The subject of process dynamics can get quite involved and cause many to shy away from it. Emerson’s Felipe Fakir, a systems engineer based in Brazil, has written a whitepaper, Process Characterization, to make the topic more approachable—at least in how to identify simple process dynamics.
He opens introducing the process variables used in a control system:
- Manipulated variable – Process input that can be adjusted to keep a control variable at a specific value
- Disturbance – Measured process input that can’t be adjusted, it changes the process response
- Control variable – Process response that must be kept at a constant value
- Restriction – Process output that must be kept within limits, restricting the manipulated variables adjustments
Felipe describes the process of running tests to determine the type of process. Some very common ones include first-order process with deadtime, integrating process, and inverse process.The first-order process is one with deadtime. Felipe cites a temperature response curve inside a furnace as an example of a first-order process.
He notes that a first-order process is stable because once the setpoint step change is applied, the process variable stabilizes at the new value.
Integrating processes change at the integral rate over time. A level in a tank is an example of an integrating process.

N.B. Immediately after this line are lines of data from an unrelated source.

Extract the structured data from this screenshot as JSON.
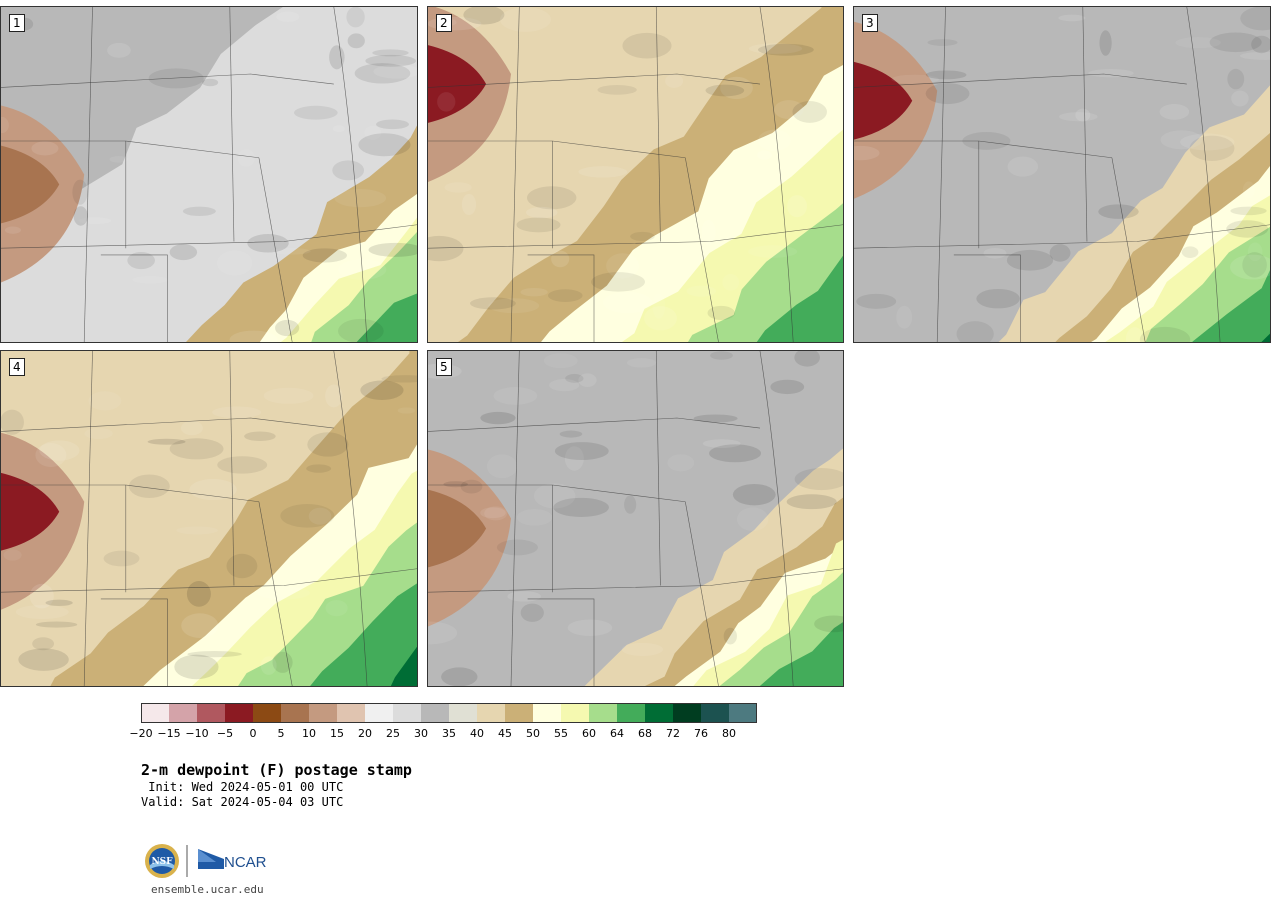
{
  "panels": [
    {
      "label": "1",
      "variant": 1
    },
    {
      "label": "2",
      "variant": 2
    },
    {
      "label": "3",
      "variant": 3
    },
    {
      "label": "4",
      "variant": 4
    },
    {
      "label": "5",
      "variant": 5
    }
  ],
  "colorbar": {
    "colors": [
      "#f5e8ea",
      "#d4a3a9",
      "#b0585f",
      "#8b1a22",
      "#8c4a14",
      "#a87450",
      "#c49a80",
      "#e0c4b0",
      "#f0f0f0",
      "#dcdcdc",
      "#b8b8b8",
      "#e0e0d4",
      "#e6d6b0",
      "#cbb077",
      "#ffffe0",
      "#f5f9b0",
      "#a6dd8c",
      "#43ac5a",
      "#006d35",
      "#003d20",
      "#1c5250",
      "#4d7a80"
    ],
    "ticks": [
      "−20",
      "−15",
      "−10",
      "−5",
      "0",
      "5",
      "10",
      "15",
      "20",
      "25",
      "30",
      "35",
      "40",
      "45",
      "50",
      "55",
      "60",
      "64",
      "68",
      "72",
      "76",
      "80"
    ]
  },
  "title": "2-m dewpoint (F) postage stamp",
  "init": " Init: Wed 2024-05-01 00 UTC",
  "valid": "Valid: Sat 2024-05-04 03 UTC",
  "logos": {
    "nsf": "NSF",
    "ncar": "NCAR"
  },
  "site": "ensemble.ucar.edu"
}
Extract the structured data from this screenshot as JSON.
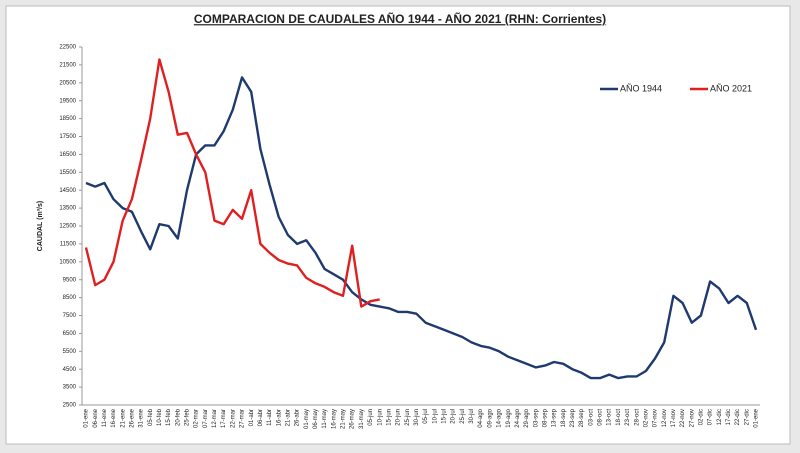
{
  "chart_data": {
    "type": "line",
    "title": "COMPARACION DE CAUDALES AÑO 1944 - AÑO 2021 (RHN: Corrientes)",
    "y_label": "CAUDAL  (m³/s)",
    "categories": [
      "01-ene",
      "06-ene",
      "11-ene",
      "16-ene",
      "21-ene",
      "26-ene",
      "31-ene",
      "05-feb",
      "10-feb",
      "15-feb",
      "20-feb",
      "25-feb",
      "02-mar",
      "07-mar",
      "12-mar",
      "17-mar",
      "22-mar",
      "27-mar",
      "01-abr",
      "06-abr",
      "11-abr",
      "16-abr",
      "21-abr",
      "26-abr",
      "01-may",
      "06-may",
      "11-may",
      "16-may",
      "21-may",
      "26-may",
      "31-may",
      "05-jun",
      "10-jun",
      "15-jun",
      "20-jun",
      "25-jun",
      "30-jun",
      "05-jul",
      "10-jul",
      "15-jul",
      "20-jul",
      "25-jul",
      "30-jul",
      "04-ago",
      "09-ago",
      "14-ago",
      "19-ago",
      "24-ago",
      "29-ago",
      "03-sep",
      "08-sep",
      "13-sep",
      "18-sep",
      "23-sep",
      "28-sep",
      "03-oct",
      "08-oct",
      "13-oct",
      "18-oct",
      "23-oct",
      "28-oct",
      "02-nov",
      "07-nov",
      "12-nov",
      "17-nov",
      "22-nov",
      "27-nov",
      "02-dic",
      "07-dic",
      "12-dic",
      "17-dic",
      "22-dic",
      "27-dic",
      "01-ene"
    ],
    "series": [
      {
        "name": "AÑO 1944",
        "color": "#1f3a6e",
        "values": [
          14900,
          14700,
          14900,
          14000,
          13500,
          13300,
          12200,
          11200,
          12600,
          12500,
          11800,
          14500,
          16500,
          17000,
          17000,
          17800,
          19000,
          20800,
          20000,
          16800,
          14800,
          13000,
          12000,
          11500,
          11700,
          11000,
          10100,
          9800,
          9500,
          8800,
          8400,
          8100,
          8000,
          7900,
          7700,
          7700,
          7600,
          7100,
          6900,
          6700,
          6500,
          6300,
          6000,
          5800,
          5700,
          5500,
          5200,
          5000,
          4800,
          4600,
          4700,
          4900,
          4800,
          4500,
          4300,
          4000,
          4000,
          4200,
          4000,
          4100,
          4100,
          4400,
          5100,
          6000,
          8600,
          8200,
          7100,
          7500,
          9400,
          9000,
          8200,
          8600,
          8200,
          6700
        ]
      },
      {
        "name": "AÑO 2021",
        "color": "#e02020",
        "values": [
          11300,
          9200,
          9500,
          10500,
          12800,
          14000,
          16200,
          18500,
          21800,
          20000,
          17600,
          17700,
          16500,
          15500,
          12800,
          12600,
          13400,
          12900,
          14500,
          11500,
          11000,
          10600,
          10400,
          10300,
          9600,
          9300,
          9100,
          8800,
          8600,
          11400,
          8000,
          8300,
          8400,
          null,
          null,
          null,
          null,
          null,
          null,
          null,
          null,
          null,
          null,
          null,
          null,
          null,
          null,
          null,
          null,
          null,
          null,
          null,
          null,
          null,
          null,
          null,
          null,
          null,
          null,
          null,
          null,
          null,
          null,
          null,
          null,
          null,
          null,
          null,
          null,
          null,
          null,
          null,
          null,
          null
        ]
      }
    ],
    "ylim": [
      2500,
      22500
    ],
    "yticks": [
      2500,
      3500,
      4500,
      5500,
      6500,
      7500,
      8500,
      9500,
      10500,
      11500,
      12500,
      13500,
      14500,
      15500,
      16500,
      17500,
      18500,
      19500,
      20500,
      21500,
      22500
    ],
    "legend": "upper right"
  }
}
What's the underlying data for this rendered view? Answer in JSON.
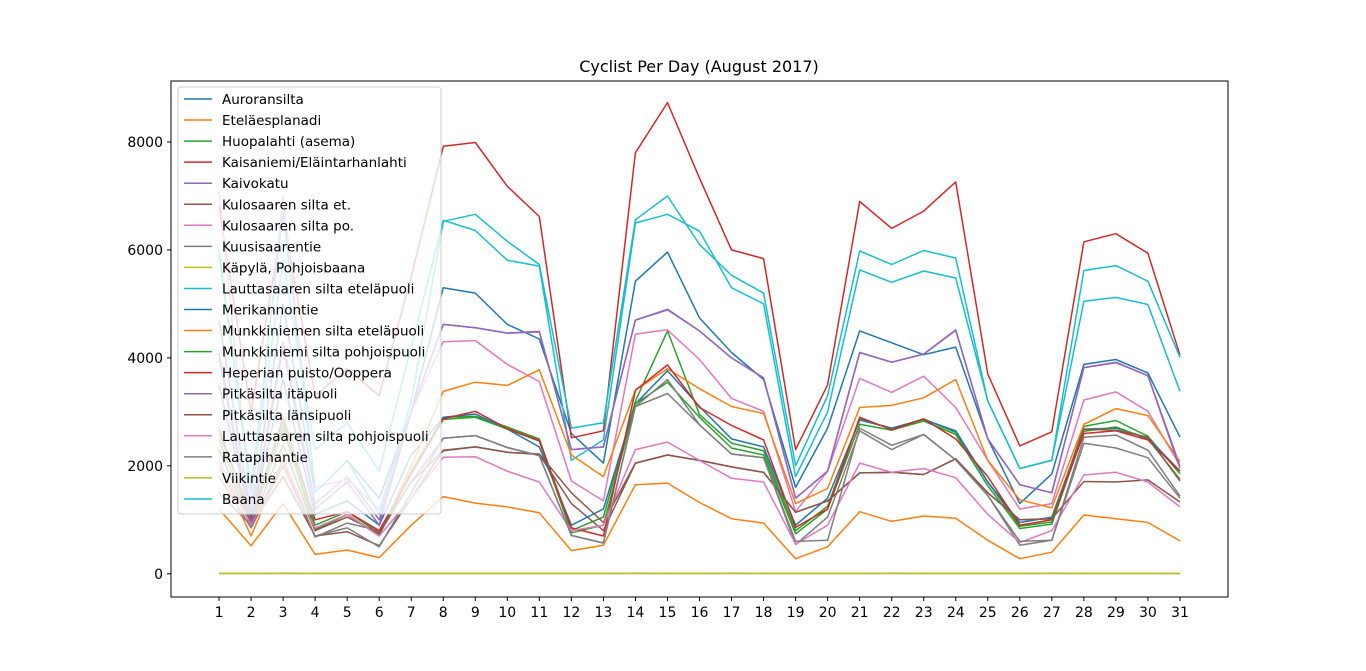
{
  "chart_data": {
    "type": "line",
    "title": "Cyclist Per Day (August 2017)",
    "xlabel": "",
    "ylabel": "",
    "x": [
      1,
      2,
      3,
      4,
      5,
      6,
      7,
      8,
      9,
      10,
      11,
      12,
      13,
      14,
      15,
      16,
      17,
      18,
      19,
      20,
      21,
      22,
      23,
      24,
      25,
      26,
      27,
      28,
      29,
      30,
      31
    ],
    "x_ticks": [
      "1",
      "2",
      "3",
      "4",
      "5",
      "6",
      "7",
      "8",
      "9",
      "10",
      "11",
      "12",
      "13",
      "14",
      "15",
      "16",
      "17",
      "18",
      "19",
      "20",
      "21",
      "22",
      "23",
      "24",
      "25",
      "26",
      "27",
      "28",
      "29",
      "30",
      "31"
    ],
    "y_ticks": [
      "0",
      "2000",
      "4000",
      "6000",
      "8000"
    ],
    "xlim": [
      -0.5,
      32.5
    ],
    "ylim": [
      -430,
      9130
    ],
    "grid": false,
    "legend_position": "top-left",
    "series": [
      {
        "name": "Auroransilta",
        "color": "#1f77b4",
        "values": [
          4700,
          1100,
          5000,
          1500,
          2100,
          1400,
          3000,
          5300,
          5200,
          4620,
          4350,
          2600,
          2050,
          5420,
          5960,
          4740,
          4100,
          3600,
          1600,
          2700,
          4500,
          4280,
          4060,
          4200,
          2500,
          1300,
          1850,
          3880,
          3970,
          3720,
          2530
        ]
      },
      {
        "name": "Eteläesplanadi",
        "color": "#ff7f0e",
        "values": [
          1200,
          520,
          1300,
          360,
          440,
          300,
          900,
          1430,
          1310,
          1240,
          1130,
          430,
          530,
          1650,
          1680,
          1320,
          1020,
          940,
          280,
          500,
          1150,
          970,
          1070,
          1030,
          620,
          280,
          400,
          1090,
          1020,
          950,
          610
        ]
      },
      {
        "name": "Huopalahti (asema)",
        "color": "#2ca02c",
        "values": [
          2600,
          1100,
          2800,
          900,
          1150,
          760,
          1900,
          2900,
          2920,
          2720,
          2500,
          800,
          1050,
          3200,
          4500,
          2950,
          2420,
          2280,
          800,
          1250,
          2880,
          2680,
          2870,
          2620,
          1700,
          880,
          960,
          2730,
          2840,
          2550,
          1850
        ]
      },
      {
        "name": "Kaisaniemi/Eläintarhanlahti",
        "color": "#d62728",
        "values": [
          6800,
          3000,
          6600,
          3300,
          3800,
          3300,
          5500,
          7920,
          7990,
          7180,
          6620,
          2520,
          2650,
          7800,
          8730,
          7330,
          6000,
          5840,
          2300,
          3500,
          6900,
          6400,
          6720,
          7260,
          3700,
          2370,
          2630,
          6150,
          6300,
          5940,
          4050
        ]
      },
      {
        "name": "Kaivokatu",
        "color": "#9467bd",
        "values": [
          4100,
          1000,
          4300,
          1300,
          1800,
          1000,
          3000,
          4620,
          4560,
          4460,
          4490,
          2300,
          2350,
          4700,
          4900,
          4500,
          4000,
          3630,
          1400,
          1900,
          4100,
          3920,
          4070,
          4520,
          2500,
          1650,
          1500,
          3820,
          3920,
          3670,
          2000
        ]
      },
      {
        "name": "Kulosaaren silta et.",
        "color": "#8c564b",
        "values": [
          1500,
          900,
          1800,
          700,
          780,
          520,
          1400,
          2290,
          2350,
          2250,
          2210,
          1300,
          800,
          2050,
          2200,
          2100,
          1980,
          1880,
          1140,
          1350,
          1870,
          1880,
          1840,
          2130,
          1500,
          1000,
          1020,
          1710,
          1700,
          1740,
          1330
        ]
      },
      {
        "name": "Kulosaaren silta po.",
        "color": "#e377c2",
        "values": [
          7100,
          1200,
          7000,
          1600,
          1750,
          1200,
          3000,
          4300,
          4320,
          3880,
          3560,
          1720,
          1350,
          4440,
          4520,
          3970,
          3250,
          3010,
          1150,
          1900,
          3620,
          3360,
          3660,
          3080,
          2100,
          1200,
          1300,
          3220,
          3370,
          3010,
          2000
        ]
      },
      {
        "name": "Kuusisaarentie",
        "color": "#7f7f7f",
        "values": [
          2000,
          900,
          2100,
          680,
          940,
          800,
          1700,
          2510,
          2560,
          2340,
          2190,
          710,
          570,
          3100,
          3340,
          2760,
          2220,
          2150,
          540,
          1050,
          2650,
          2300,
          2580,
          2110,
          1450,
          530,
          620,
          2530,
          2570,
          2290,
          1440
        ]
      },
      {
        "name": "Käpylä, Pohjoisbaana",
        "color": "#bcbd22",
        "values": [
          5,
          5,
          10,
          5,
          5,
          5,
          5,
          5,
          5,
          5,
          5,
          5,
          5,
          10,
          5,
          5,
          10,
          5,
          5,
          5,
          5,
          10,
          5,
          5,
          5,
          5,
          10,
          5,
          5,
          5,
          5
        ]
      },
      {
        "name": "Lauttasaaren silta eteläpuoli",
        "color": "#17becf",
        "values": [
          5900,
          1500,
          5800,
          2300,
          2800,
          1900,
          4200,
          6550,
          6360,
          5810,
          5700,
          2100,
          2480,
          6500,
          6660,
          6350,
          5300,
          5000,
          1800,
          3000,
          5630,
          5400,
          5610,
          5480,
          3200,
          1950,
          2100,
          5620,
          5710,
          5420,
          4010
        ]
      },
      {
        "name": "Merikannontie",
        "color": "#1f77b4",
        "values": [
          3500,
          1000,
          3600,
          1100,
          1350,
          900,
          2200,
          2900,
          2960,
          2680,
          2350,
          900,
          1200,
          3150,
          3760,
          3100,
          2500,
          2350,
          900,
          1400,
          2850,
          2700,
          2860,
          2650,
          1700,
          950,
          1050,
          2680,
          2700,
          2520,
          1900
        ]
      },
      {
        "name": "Munkkiniemen silta eteläpuoli",
        "color": "#ff7f0e",
        "values": [
          2000,
          700,
          2100,
          800,
          1100,
          700,
          2000,
          3380,
          3550,
          3490,
          3780,
          2200,
          1800,
          3400,
          3800,
          3430,
          3100,
          2970,
          1300,
          1580,
          3080,
          3120,
          3260,
          3600,
          2100,
          1370,
          1220,
          2770,
          3060,
          2930,
          2080
        ]
      },
      {
        "name": "Munkkiniemi silta pohjoispuoli",
        "color": "#2ca02c",
        "values": [
          2500,
          950,
          2700,
          820,
          1100,
          720,
          1850,
          2860,
          2900,
          2680,
          2460,
          760,
          900,
          3150,
          3550,
          2900,
          2330,
          2200,
          740,
          1200,
          2770,
          2660,
          2830,
          2580,
          1630,
          840,
          920,
          2640,
          2720,
          2500,
          1750
        ]
      },
      {
        "name": "Heperian puisto/Ooppera",
        "color": "#d62728",
        "values": [
          2700,
          1000,
          2900,
          1000,
          1150,
          800,
          1850,
          2870,
          3010,
          2690,
          2470,
          850,
          700,
          3400,
          3870,
          3080,
          2750,
          2480,
          860,
          1200,
          2900,
          2670,
          2870,
          2500,
          1800,
          900,
          1000,
          2600,
          2650,
          2480,
          1900
        ]
      },
      {
        "name": "Pitkäsilta itäpuoli",
        "color": "#9467bd",
        "values": [
          4000,
          900,
          4200,
          1200,
          1700,
          900,
          3000,
          4620,
          4560,
          4460,
          4480,
          2300,
          2350,
          4700,
          4890,
          4500,
          4000,
          3630,
          1400,
          1900,
          4100,
          3920,
          4070,
          4510,
          2500,
          1650,
          1500,
          3820,
          3910,
          3670,
          1950
        ]
      },
      {
        "name": "Pitkäsilta länsipuoli",
        "color": "#8c564b",
        "values": [
          2300,
          900,
          2400,
          800,
          1050,
          750,
          1700,
          2280,
          2350,
          2250,
          2220,
          1500,
          950,
          2050,
          2200,
          2100,
          1980,
          1880,
          1140,
          1350,
          1870,
          1880,
          1840,
          2130,
          1500,
          1000,
          1020,
          2680,
          2660,
          2530,
          1720
        ]
      },
      {
        "name": "Lauttasaaren silta pohjoispuoli",
        "color": "#e377c2",
        "values": [
          2100,
          900,
          2000,
          850,
          1100,
          700,
          1400,
          2160,
          2170,
          1900,
          1700,
          800,
          900,
          2300,
          2440,
          2100,
          1770,
          1700,
          550,
          900,
          2050,
          1880,
          1950,
          1780,
          1100,
          580,
          800,
          1830,
          1880,
          1700,
          1240
        ]
      },
      {
        "name": "Ratapihantie",
        "color": "#7f7f7f",
        "values": [
          1800,
          850,
          2000,
          700,
          850,
          500,
          1500,
          2510,
          2560,
          2340,
          2190,
          710,
          570,
          3100,
          3600,
          2760,
          2220,
          2150,
          600,
          620,
          2700,
          2380,
          2580,
          2110,
          1450,
          600,
          620,
          2420,
          2330,
          2150,
          1400
        ]
      },
      {
        "name": "Viikintie",
        "color": "#bcbd22",
        "values": [
          5,
          5,
          5,
          5,
          5,
          5,
          5,
          5,
          5,
          5,
          5,
          5,
          5,
          5,
          5,
          5,
          5,
          5,
          5,
          5,
          5,
          5,
          5,
          5,
          5,
          5,
          5,
          5,
          5,
          5,
          5
        ]
      },
      {
        "name": "Baana",
        "color": "#17becf",
        "values": [
          6000,
          1600,
          6700,
          1500,
          2100,
          1100,
          3200,
          6530,
          6660,
          6160,
          5730,
          2700,
          2800,
          6560,
          7000,
          6100,
          5530,
          5200,
          2000,
          3300,
          5980,
          5730,
          5990,
          5850,
          3200,
          1950,
          2100,
          5050,
          5120,
          4990,
          3380
        ]
      }
    ]
  }
}
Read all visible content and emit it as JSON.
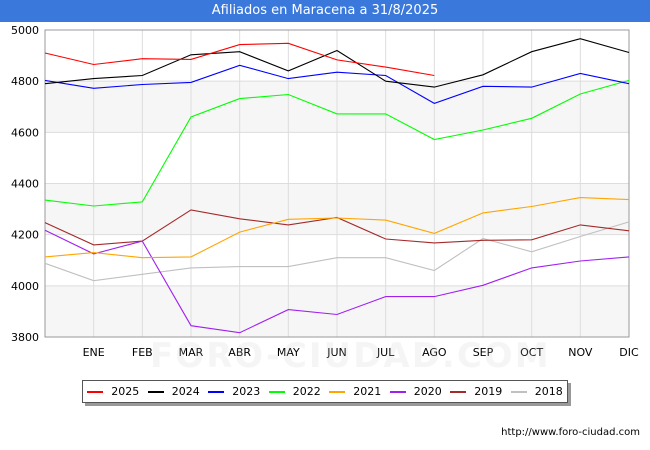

An inverse process is one where the initial response to a setpoint change is in the opposite direction before moving back in the same direction as the change. Bottom heating in a distillation column is an example of an inverse process response.The number of time constants within a process determines if it is first-, second-, third- etc. order. Three or more time constants denote higher order process.
Felipe describes the steps in finding process constants in a first-order example. The time constant (Ƭ) is found at the process variable’s 63.2% climb to the setpoint change. The mathematics behind this value is found in the Time Constant Wikipedia entry.The delay between when the setpoint step change is made and the process variable begins to move is known as dead time.
The process gain (Kp) is defined as the steady state change in the measured process variable divided by the steady state change in the output.